It is because mother nature is confused here in the Midwest that I, too, am feeling a little confused. Today, the temperature was an average of 50 degrees. Granted, it was a muddy, overcast, gray kind of 50 degrees - but in January - it's just baffling for me. I'm sure that tomorrow or maybe the day after, Indiana wintertime will return to normal and we'll be greeted with frozen-solid windshields and slippery-cold-clay grounds in the mornings. That is why I had to take full advantage of the interestingly mild day that was today.
D and I got to take a hike together this afternoon and in the silence, listened as a gaggle of geese foraged around the pond. We listened to two playful piney squirrels explore the trees as a pileated woodpecker scavenged through the woods. There was no breeze, no howling children or disruptive sounds. Even the chainsaw being operated by a faceless neighbor across the pond was a welcome, productive sort of noise that fit in amongst all of the enormous trees.
I got to take some lovely photos of my darling husband between the trees, in his big green boots and adorable baseball hat. Holding his warm coffee cup. Flanked by an old oak and a sugar maple. Momentarily at ease and feeling the peace that comes when the cool air hits your face (or beard).
I got to breathe in the air, the smell of the wet earth and leaves mixing just perfectly with the delicate hint of pine if a breeze should move through the trees just so.
I got to hold D's hand as he helped me down an especially slippery hill.
I got to sip on a very strong coffee with some almond milk.
I got to laugh, listen to my husband tell me about his week, about hopes for our future, about how tremendously different our lives are from what they used to be.

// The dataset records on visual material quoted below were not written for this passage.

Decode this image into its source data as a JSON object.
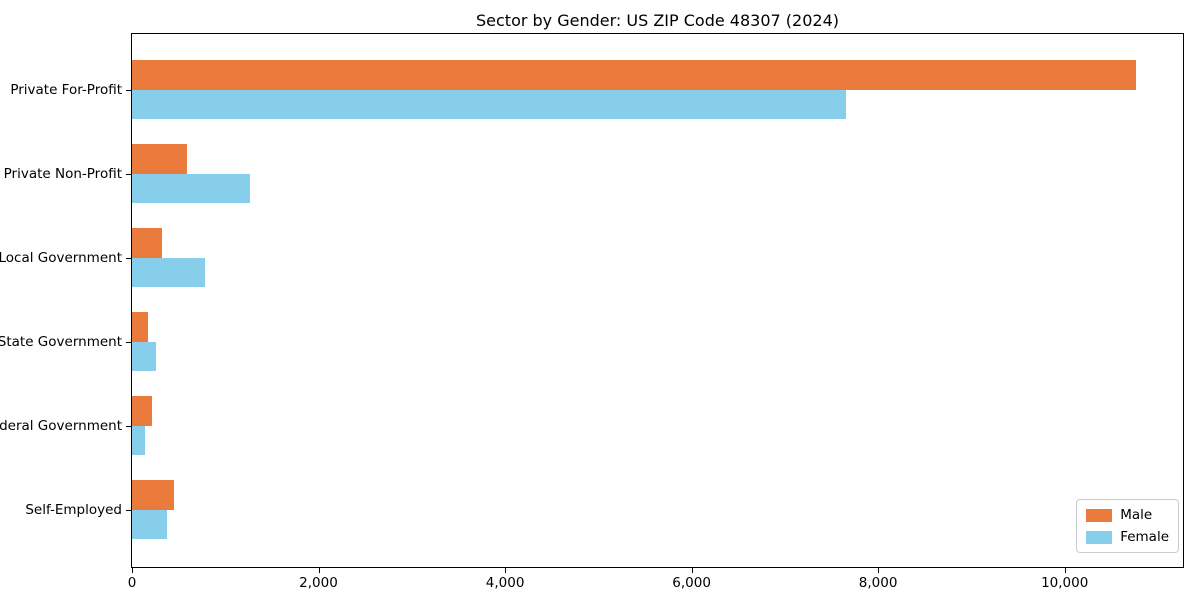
{
  "chart_data": {
    "type": "bar",
    "orientation": "horizontal",
    "title": "Sector by Gender: US ZIP Code 48307 (2024)",
    "categories": [
      "Private For-Profit",
      "Private Non-Profit",
      "Local Government",
      "State Government",
      "Federal Government",
      "Self-Employed"
    ],
    "series": [
      {
        "name": "Male",
        "color": "#eb7b3c",
        "values": [
          10760,
          590,
          320,
          170,
          210,
          450
        ]
      },
      {
        "name": "Female",
        "color": "#87ceeb",
        "values": [
          7660,
          1260,
          780,
          260,
          140,
          380
        ]
      }
    ],
    "xlabel": "",
    "ylabel": "",
    "xlim": [
      0,
      11290
    ],
    "xticks": [
      0,
      2000,
      4000,
      6000,
      8000,
      10000
    ],
    "xtick_labels": [
      "0",
      "2,000",
      "4,000",
      "6,000",
      "8,000",
      "10,000"
    ],
    "grid": false,
    "legend_position": "lower right",
    "background_color": "#ffffff",
    "spine_color": "#000000"
  }
}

I had an opportunity to think about our small, simple life here on Moraine. I wondered: are we making a difference in the world at all outside of our own? I thought about the ripple effect of living. Of how dropping a small stone into a giant pond, the ripples will travel all the way to the edges of the pond if the water is still enough. In the stillness of the trees, I felt a little like a pebble.
I have come to understand that certain moments like these shape my life by a measure that is not consistent with their brevity and immediate imprint. These are not big events, the births, the deaths, the unions and separations, which - for all their significance - are the commonplace joys and tragedies of humanity.
Rather, they are the almost imperceptible splashes in the pool of my existence, like when I glance up at D perched at the top of a ravine like a king on the back of some great beast, and I marvel at what it means to be human, to be the species that - for better or worse - has invented all this stuff, this amazing, crazy magical stuff.
I mean, to watch one man who can climb aboard a 2,000 pound piece of machinery at 7:30 in the morning and have a 200 acre plot of land prepared to be burned to the ground safely the next day by 3:30 p.m.? And to know that he is just a gentle man, really, the heart of a kitten and the work ethic of an entire anthill? It's almost as if I can feel the small pebble dropping through my surface.
It's almost as if I am not just the pool, but also the shore and I can see those little waves rushing toward me.
A brief update before I join my warm-blooded-heat-radiating husband and attention-starved Big brother in bed for a movie: little brother has had an exceptionally stubborn cough for the last 2 weeks or so, but only at night, and no other symptoms, but he had us so concerned that we took him to a doctor today. The doctor believed it was simply post-nasal drip and suggested we do a few things at home to keep him comfortable and to give it time. No antibiotics, which was a welcome change to most doctor visits lately. He is sleeping peacefully in his crib right now and hasn't coughed once since falling asleep.
Big brother played basketball for hours today. He would take a break, come into the kitchen all flushed-cheeks and chilly fingertips to tell me how happy he was to be outdoors. He went to a church activity for two hours Friday night and had a really good time. Being ten is a blast. Just ask
Sometimes our satellite television service provider will surprise us with a free weekend of HBO as a trick to get us to order it, and this is that weekend! Needless to say, we won't be wearing pants until Monday morning.
"Just know you're not alone. 'Cause I'm gonna make this place your home."